AfD beantragt Bürgerentscheid für die Trierer Theatersanierung

Stadtentwicklung : AfD will Bürger über Trierer Theatersanierung entscheiden lassen

Die Fraktion fordert den Trierer Stadtrat noch vor dem Grundsatzbeschluss auf, für die vorgelegten Pläne einen Bürgerentscheid herbeizuführen.

Das Trierer Theater ist eines der Hauptthemen in der Stadtratssitzung am heutigen Dienstag. Dort soll die Entscheidung fallen, das Theater für knapp 50 Millionen Euro zu sanieren. Die AfD gab im Vorfeld bekannt, dass sie den Stadtrat aufgefordert habe, für die vorgelegten Pläne einen Bürgerentscheid zu ermöglichen.

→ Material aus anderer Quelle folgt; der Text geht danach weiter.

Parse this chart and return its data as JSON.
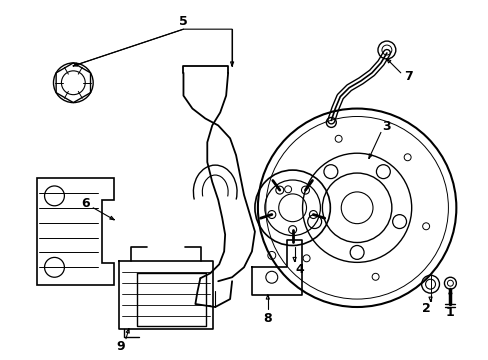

AfD-Fraktionschef Michael Frisch erklärt dazu: „Im Hinblick auf die Haushaltsbelastungen und die große Bedeutung der Theater-Frage für die Zukunft unserer Stadt möchte die AfD die letzte Entscheidung darüber den Trierer Bürgern überlassen.“ Dieser Antrag solle nicht dazu führen, dass das Theater am Ende geschlossen werde, sagt Frisch. „Klar ist: Das Theater wird nur dann langfristig Akzeptanz in der Trierer Bevölkerung finden, wenn wir die Kosten in einem vertretbaren Rahmen halten. Die Stadtratsfraktion der AfD hat dazu in den letzten Jahren mehrere Vorschläge in den Stadtrat eingebracht, die von den anderen Fraktionen alle abgelehnt worden sind.“

Kulturdezernent Thomas Schmitt (CDU) bestreitet das: „Wir haben keine Vorschläge abgelehnt. Mit dem Plan haben wir uns für ein Drei-Sparten-Haus entschieden; eine davon zu streichen, ist keine Option. Und davon ausgehend gibt es keine kostengünstigere Alternative.“ Es gehe der AfD nicht um eine konstruktive Diskussion, sagte Schmitt am Montag bei der Pressekonferenz des Stadtvorstands. Es brauche für solche Kritik zumindest einen Alternativvorschlag.

Oberbürgermeister Wolfram Leibe erklärt: „Es kam auch schon das Argument auf, dass ja nicht jeder ins Theater gehe – das stimmt. Aber ebenso geht nicht jeder ins Schwimmbad. Wir müssen uns für ein vielfältiges Angebot einsetzen.“ Ohne den vorliegenden Plan oder eine sinnvolle Alternative stehe außerdem irgendann zwangsläufig die betriebsbedingte Kündigung vor der Tür, und man müsse das Theater schließen.

Für einen Bürgerentscheid müsste der Rat beschließen, eine solche Abstimmung unter den Bürgern auf den Weg zu bringen. Falls es im Stadtrat dafür keine Mehrheit gibt, könnte die AfD in Eigeninitiative Unterschriften sammeln, um ein sogenanntes Bürgerbegehren anzustoßen. Kommen dabei genügend Unterschriften zusammen, müsste sich der Stadtrat nochmals mit dem Thema befassen. Entspricht der neuerliche Beschluss nicht der Intention des Bürgerbegehrens, kann es zum Bürgerentscheid kommen.

Wie die explizite Frage zu dem Bürgerentscheid letztendlich aussehe, sei noch nicht geklärt, so Michael Frisch. Schließlich sei die AfD grundsätzlich für den Erhalt des Trierer Theaters. Sollte der Stadtrat keinen Bürgerentscheid auf den Weg bringen, schließe Frisch allerdings nicht aus, dass die AfD das Sammeln von Unterschriften für ein Bürgerbegehren in Betracht ziehen würde.